The core claim only holds for competitiveness reason. I would expect a “Dyson Sphere GPT” to be far beyond humans at everything using System 1 alone. But I still need the assumption that “things hard for human’s System1 are hard for GPTs’ System 1″. This one is wrong for some task where GPTs’ have ungodly amount of training (like “a vs the” or pure NTP), but I expect it to hold for all actually relevant task because the number of serial steps is of the same order of magnitude, and humans can roughly match GPTs width given enough training. For example, I expect that if some human try hard to solve multiple choice math tests using their intuition (for example, having to answer just after it has been read to them at 2x speed), they will crush GPTs until ~AGI.
I feel like mimicking liars doesn’t teach you to lie well enough to fool humans on purpose. I might have been mistaken to bring up self-deception. Knowing how to do “simple lies” like “say A when you know that B” is quite useful in many parts of Webtext, but I can’t think of kinds of text where you actually need to do “think in your lie” (i.e. put information in your lie you will use to think about your ulterior motives better). Humans don’t have to do that because for complex lies, humans have the luxury of not having to say everything they are thinking about! Therefore, I would be surprised there was enough Webtext to teach you the kind of deception strategy which you need to pull off to plan within the prompt while being watched with models not strong enough to do human-level AI Research. Please tell me if you can think of a kind of text where lies where you “think through your lies” would be useful for NTP!
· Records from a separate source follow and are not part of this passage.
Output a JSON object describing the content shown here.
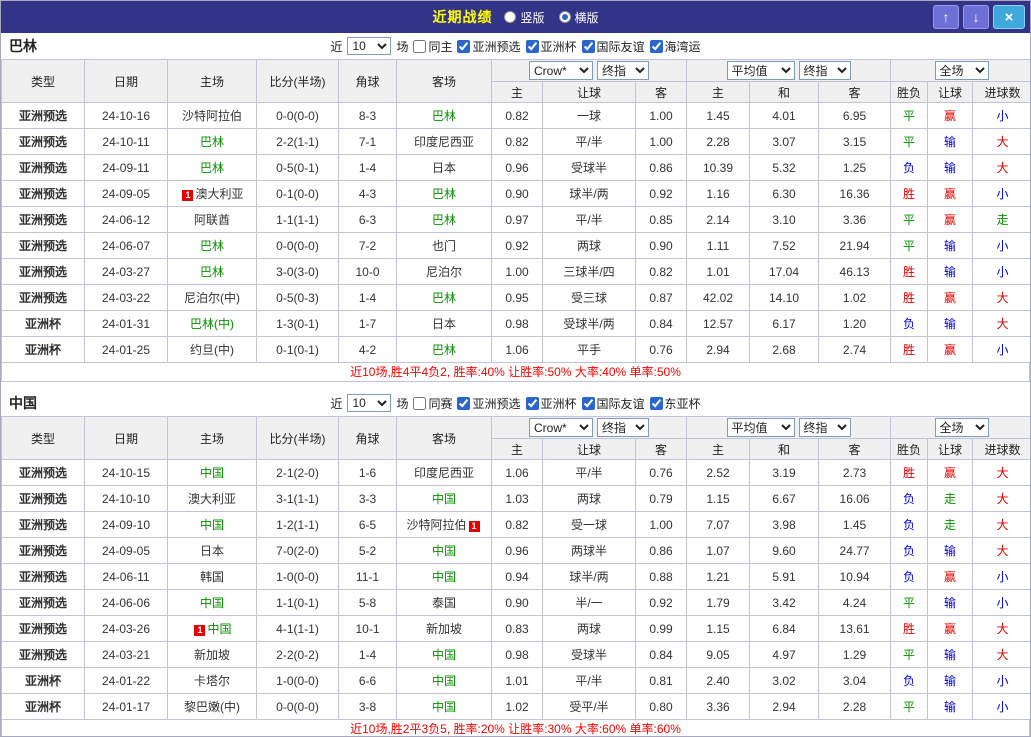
{
  "titlebar": {
    "title": "近期战绩",
    "view_options": [
      {
        "label": "竖版",
        "selected": false
      },
      {
        "label": "横版",
        "selected": true
      }
    ],
    "buttons": {
      "up": "↑",
      "down": "↓",
      "close": "×"
    }
  },
  "table_headers": {
    "left": [
      "类型",
      "日期",
      "主场",
      "比分(半场)",
      "角球",
      "客场"
    ],
    "groups": [
      {
        "selects": [
          "Crow*",
          "终指"
        ],
        "cols": [
          "主",
          "让球",
          "客"
        ]
      },
      {
        "selects": [
          "平均值",
          "终指"
        ],
        "cols": [
          "主",
          "和",
          "客"
        ]
      },
      {
        "selects": [
          "全场"
        ],
        "cols": [
          "胜负",
          "让球",
          "进球数"
        ]
      }
    ]
  },
  "colors": {
    "titlebar_bg": "#333388",
    "title_color": "#ffff00",
    "type_class": {
      "亚洲预选": "type-dark",
      "亚洲杯": "type-light"
    },
    "type_hex": {
      "type-dark": "#2db32d",
      "type-light": "#57cd57"
    },
    "result_class": {
      "胜": "red",
      "平": "green",
      "负": "blue",
      "赢": "red",
      "输": "blue",
      "走": "green",
      "大": "red",
      "小": "blue"
    },
    "self_team_color": "#089000",
    "score_color": "#e60000",
    "summary_color": "#ff0000"
  },
  "sections": [
    {
      "team": "巴林",
      "filter": {
        "prefix": "近",
        "count": "10",
        "suffix": "场",
        "same": {
          "label": "同主",
          "checked": false
        },
        "leagues": [
          {
            "label": "亚洲预选",
            "checked": true
          },
          {
            "label": "亚洲杯",
            "checked": true
          },
          {
            "label": "国际友谊",
            "checked": true
          },
          {
            "label": "海湾运",
            "checked": true
          }
        ]
      },
      "rows": [
        {
          "type": "亚洲预选",
          "date": "24-10-16",
          "home": "沙特阿拉伯",
          "home_self": false,
          "home_badge": "",
          "score": "0-0(0-0)",
          "corners": "8-3",
          "away": "巴林",
          "away_self": true,
          "away_badge": "",
          "odds_home": "0.82",
          "handicap": "一球",
          "odds_away": "1.00",
          "avg_home": "1.45",
          "avg_draw": "4.01",
          "avg_away": "6.95",
          "result": "平",
          "let_result": "赢",
          "goal_result": "小"
        },
        {
          "type": "亚洲预选",
          "date": "24-10-11",
          "home": "巴林",
          "home_self": true,
          "home_badge": "",
          "score": "2-2(1-1)",
          "corners": "7-1",
          "away": "印度尼西亚",
          "away_self": false,
          "away_badge": "",
          "odds_home": "0.82",
          "handicap": "平/半",
          "odds_away": "1.00",
          "avg_home": "2.28",
          "avg_draw": "3.07",
          "avg_away": "3.15",
          "result": "平",
          "let_result": "输",
          "goal_result": "大"
        },
        {
          "type": "亚洲预选",
          "date": "24-09-11",
          "home": "巴林",
          "home_self": true,
          "home_badge": "",
          "score": "0-5(0-1)",
          "corners": "1-4",
          "away": "日本",
          "away_self": false,
          "away_badge": "",
          "odds_home": "0.96",
          "handicap": "受球半",
          "odds_away": "0.86",
          "avg_home": "10.39",
          "avg_draw": "5.32",
          "avg_away": "1.25",
          "result": "负",
          "let_result": "输",
          "goal_result": "大"
        },
        {
          "type": "亚洲预选",
          "date": "24-09-05",
          "home": "澳大利亚",
          "home_self": false,
          "home_badge": "1",
          "score": "0-1(0-0)",
          "corners": "4-3",
          "away": "巴林",
          "away_self": true,
          "away_badge": "",
          "odds_home": "0.90",
          "handicap": "球半/两",
          "odds_away": "0.92",
          "avg_home": "1.16",
          "avg_draw": "6.30",
          "avg_away": "16.36",
          "result": "胜",
          "let_result": "赢",
          "goal_result": "小"
        },
        {
          "type": "亚洲预选",
          "date": "24-06-12",
          "home": "阿联酋",
          "home_self": false,
          "home_badge": "",
          "score": "1-1(1-1)",
          "corners": "6-3",
          "away": "巴林",
          "away_self": true,
          "away_badge": "",
          "odds_home": "0.97",
          "handicap": "平/半",
          "odds_away": "0.85",
          "avg_home": "2.14",
          "avg_draw": "3.10",
          "avg_away": "3.36",
          "result": "平",
          "let_result": "赢",
          "goal_result": "走"
        },
        {
          "type": "亚洲预选",
          "date": "24-06-07",
          "home": "巴林",
          "home_self": true,
          "home_badge": "",
          "score": "0-0(0-0)",
          "corners": "7-2",
          "away": "也门",
          "away_self": false,
          "away_badge": "",
          "odds_home": "0.92",
          "handicap": "两球",
          "odds_away": "0.90",
          "avg_home": "1.11",
          "avg_draw": "7.52",
          "avg_away": "21.94",
          "result": "平",
          "let_result": "输",
          "goal_result": "小"
        },
        {
          "type": "亚洲预选",
          "date": "24-03-27",
          "home": "巴林",
          "home_self": true,
          "home_badge": "",
          "score": "3-0(3-0)",
          "corners": "10-0",
          "away": "尼泊尔",
          "away_self": false,
          "away_badge": "",
          "odds_home": "1.00",
          "handicap": "三球半/四",
          "odds_away": "0.82",
          "avg_home": "1.01",
          "avg_draw": "17.04",
          "avg_away": "46.13",
          "result": "胜",
          "let_result": "输",
          "goal_result": "小"
        },
        {
          "type": "亚洲预选",
          "date": "24-03-22",
          "home": "尼泊尔(中)",
          "home_self": false,
          "home_badge": "",
          "score": "0-5(0-3)",
          "corners": "1-4",
          "away": "巴林",
          "away_self": true,
          "away_badge": "",
          "odds_home": "0.95",
          "handicap": "受三球",
          "odds_away": "0.87",
          "avg_home": "42.02",
          "avg_draw": "14.10",
          "avg_away": "1.02",
          "result": "胜",
          "let_result": "赢",
          "goal_result": "大"
        },
        {
          "type": "亚洲杯",
          "date": "24-01-31",
          "home": "巴林(中)",
          "home_self": true,
          "home_badge": "",
          "score": "1-3(0-1)",
          "corners": "1-7",
          "away": "日本",
          "away_self": false,
          "away_badge": "",
          "odds_home": "0.98",
          "handicap": "受球半/两",
          "odds_away": "0.84",
          "avg_home": "12.57",
          "avg_draw": "6.17",
          "avg_away": "1.20",
          "result": "负",
          "let_result": "输",
          "goal_result": "大"
        },
        {
          "type": "亚洲杯",
          "date": "24-01-25",
          "home": "约旦(中)",
          "home_self": false,
          "home_badge": "",
          "score": "0-1(0-1)",
          "corners": "4-2",
          "away": "巴林",
          "away_self": true,
          "away_badge": "",
          "odds_home": "1.06",
          "handicap": "平手",
          "odds_away": "0.76",
          "avg_home": "2.94",
          "avg_draw": "2.68",
          "avg_away": "2.74",
          "result": "胜",
          "let_result": "赢",
          "goal_result": "小"
        }
      ],
      "summary": "近10场,胜4平4负2, 胜率:40% 让胜率:50% 大率:40% 单率:50%"
    },
    {
      "team": "中国",
      "filter": {
        "prefix": "近",
        "count": "10",
        "suffix": "场",
        "same": {
          "label": "同赛",
          "checked": false
        },
        "leagues": [
          {
            "label": "亚洲预选",
            "checked": true
          },
          {
            "label": "亚洲杯",
            "checked": true
          },
          {
            "label": "国际友谊",
            "checked": true
          },
          {
            "label": "东亚杯",
            "checked": true
          }
        ]
      },
      "rows": [
        {
          "type": "亚洲预选",
          "date": "24-10-15",
          "home": "中国",
          "home_self": true,
          "home_badge": "",
          "score": "2-1(2-0)",
          "corners": "1-6",
          "away": "印度尼西亚",
          "away_self": false,
          "away_badge": "",
          "odds_home": "1.06",
          "handicap": "平/半",
          "odds_away": "0.76",
          "avg_home": "2.52",
          "avg_draw": "3.19",
          "avg_away": "2.73",
          "result": "胜",
          "let_result": "赢",
          "goal_result": "大"
        },
        {
          "type": "亚洲预选",
          "date": "24-10-10",
          "home": "澳大利亚",
          "home_self": false,
          "home_badge": "",
          "score": "3-1(1-1)",
          "corners": "3-3",
          "away": "中国",
          "away_self": true,
          "away_badge": "",
          "odds_home": "1.03",
          "handicap": "两球",
          "odds_away": "0.79",
          "avg_home": "1.15",
          "avg_draw": "6.67",
          "avg_away": "16.06",
          "result": "负",
          "let_result": "走",
          "goal_result": "大"
        },
        {
          "type": "亚洲预选",
          "date": "24-09-10",
          "home": "中国",
          "home_self": true,
          "home_badge": "",
          "score": "1-2(1-1)",
          "corners": "6-5",
          "away": "沙特阿拉伯",
          "away_self": false,
          "away_badge": "1",
          "odds_home": "0.82",
          "handicap": "受一球",
          "odds_away": "1.00",
          "avg_home": "7.07",
          "avg_draw": "3.98",
          "avg_away": "1.45",
          "result": "负",
          "let_result": "走",
          "goal_result": "大"
        },
        {
          "type": "亚洲预选",
          "date": "24-09-05",
          "home": "日本",
          "home_self": false,
          "home_badge": "",
          "score": "7-0(2-0)",
          "corners": "5-2",
          "away": "中国",
          "away_self": true,
          "away_badge": "",
          "odds_home": "0.96",
          "handicap": "两球半",
          "odds_away": "0.86",
          "avg_home": "1.07",
          "avg_draw": "9.60",
          "avg_away": "24.77",
          "result": "负",
          "let_result": "输",
          "goal_result": "大"
        },
        {
          "type": "亚洲预选",
          "date": "24-06-11",
          "home": "韩国",
          "home_self": false,
          "home_badge": "",
          "score": "1-0(0-0)",
          "corners": "11-1",
          "away": "中国",
          "away_self": true,
          "away_badge": "",
          "odds_home": "0.94",
          "handicap": "球半/两",
          "odds_away": "0.88",
          "avg_home": "1.21",
          "avg_draw": "5.91",
          "avg_away": "10.94",
          "result": "负",
          "let_result": "赢",
          "goal_result": "小"
        },
        {
          "type": "亚洲预选",
          "date": "24-06-06",
          "home": "中国",
          "home_self": true,
          "home_badge": "",
          "score": "1-1(0-1)",
          "corners": "5-8",
          "away": "泰国",
          "away_self": false,
          "away_badge": "",
          "odds_home": "0.90",
          "handicap": "半/一",
          "odds_away": "0.92",
          "avg_home": "1.79",
          "avg_draw": "3.42",
          "avg_away": "4.24",
          "result": "平",
          "let_result": "输",
          "goal_result": "小"
        },
        {
          "type": "亚洲预选",
          "date": "24-03-26",
          "home": "中国",
          "home_self": true,
          "home_badge": "1",
          "score": "4-1(1-1)",
          "corners": "10-1",
          "away": "新加坡",
          "away_self": false,
          "away_badge": "",
          "odds_home": "0.83",
          "handicap": "两球",
          "odds_away": "0.99",
          "avg_home": "1.15",
          "avg_draw": "6.84",
          "avg_away": "13.61",
          "result": "胜",
          "let_result": "赢",
          "goal_result": "大"
        },
        {
          "type": "亚洲预选",
          "date": "24-03-21",
          "home": "新加坡",
          "home_self": false,
          "home_badge": "",
          "score": "2-2(0-2)",
          "corners": "1-4",
          "away": "中国",
          "away_self": true,
          "away_badge": "",
          "odds_home": "0.98",
          "handicap": "受球半",
          "odds_away": "0.84",
          "avg_home": "9.05",
          "avg_draw": "4.97",
          "avg_away": "1.29",
          "result": "平",
          "let_result": "输",
          "goal_result": "大"
        },
        {
          "type": "亚洲杯",
          "date": "24-01-22",
          "home": "卡塔尔",
          "home_self": false,
          "home_badge": "",
          "score": "1-0(0-0)",
          "corners": "6-6",
          "away": "中国",
          "away_self": true,
          "away_badge": "",
          "odds_home": "1.01",
          "handicap": "平/半",
          "odds_away": "0.81",
          "avg_home": "2.40",
          "avg_draw": "3.02",
          "avg_away": "3.04",
          "result": "负",
          "let_result": "输",
          "goal_result": "小"
        },
        {
          "type": "亚洲杯",
          "date": "24-01-17",
          "home": "黎巴嫩(中)",
          "home_self": false,
          "home_badge": "",
          "score": "0-0(0-0)",
          "corners": "3-8",
          "away": "中国",
          "away_self": true,
          "away_badge": "",
          "odds_home": "1.02",
          "handicap": "受平/半",
          "odds_away": "0.80",
          "avg_home": "3.36",
          "avg_draw": "2.94",
          "avg_away": "2.28",
          "result": "平",
          "let_result": "输",
          "goal_result": "小"
        }
      ],
      "summary": "近10场,胜2平3负5, 胜率:20% 让胜率:30% 大率:60% 单率:60%"
    }
  ]
}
Thanks for these surprising CoT example!
I’m not sure how surprising it is that CoT examples with bad reasoning makes the model generate good CoT, nor how relevant it is. For example, I find it more troubling that prompt optimization finds incomprehensible prompts. But on the other hand, I have never seen models successfully generate absurd but useful CoT, and I expect they won’t be able to because they haven’t been trained to generate CoT useful to themselves. Therefore, I expect that the only way model can generate CoT useful to themselves is to generate CoT useful to humans (which they ~know how to do), and use the information humans find useful they have put in the CoT. I would be surprised if high likelihood CoT really useful to humans were also really useful to models for drastically different reasons.
(Note: figuring out the kind of reasoning would be useful is not that easy, even for humans, and I’m not sure teachers are great at figuring out how to best explain how to reason. I wouldn’t be surprised if 7-graders had better performances with AQuA horrible examples than with some human engineered prompts.)